10:00 pm on 29 January 2011

The Government is to make law a planned 50% reduction in greenhouse gas emissions from 1990 levels by 2050.

Environment Minister Nick Smith announced the move on Saturday at the National Party's environment forum in Akaroa.

The Government proposes to gazette the reduction under the Climate Change Response Act 2002, thus passing it into law.

Dr Smith says it will only be achieved by substantial developments in technology.

"We believe a 50% reduction in greenhouse gas emissions from 1990 levels by 2050 is a realistic but credible target for New Zealand."

He says New Zealand will need to reduce net emissions by 31 million tonnes a year.

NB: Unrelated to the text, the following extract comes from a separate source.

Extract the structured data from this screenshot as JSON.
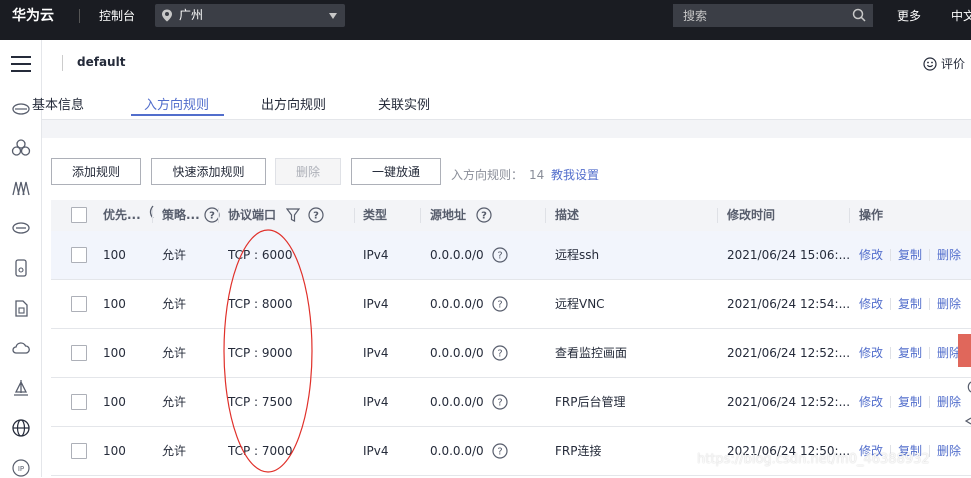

"This is a very big ask when nearly half our emissions come from agriculture and when we already produce 70% of our electricity from renewables.

"It will only be achievable with major technological innovations in areas like agriculture and transport, which are quite possible over this timeframe."

Councils get more time to cut pollution

The Government also announced what it calls a more realistic plan to reduce air pollution.

Dr Smith has described the previous Labour Government's pollution policy as dramatic and draconian.

He says it set an unrealistic deadline of 2013 for councils to comply with air pollution standards.

Dr Smith says councils will now have between three and seven years longer to meet the required standard.

"We're going to give moderately polluted areas like Auckland, Napier, until 2016 to reach the standard.

"For those higher polluted areas like Christchurch, Timaru, Rotorua ... Nelson, with over 10 current exceedances per year, we're going to require them to get down to three by 2016 and to meet the full compliance standard by 2020."

Dr Smith says the new policy will also be tougher on vehicle emissions and ban open fireplaces in new houses built in areas with poor air quality.

Sub-Antarctic marine reserves

Other announcements from the forum include more lenient air pollution targets, a large marine reserve around the Sub-Antarctic Islands, and a taskforce to encourage clean, green business.

Conservation Minister Kate Wilkinson says the Government is to set up three new marine reserves covering 435,163 hectares around New Zealand's southernmost outlying islands.

The protection will cover the sea around the Antipodes, Bounty and Campbell islands, which form part of the sub-Antarctic islands off the south-east coast.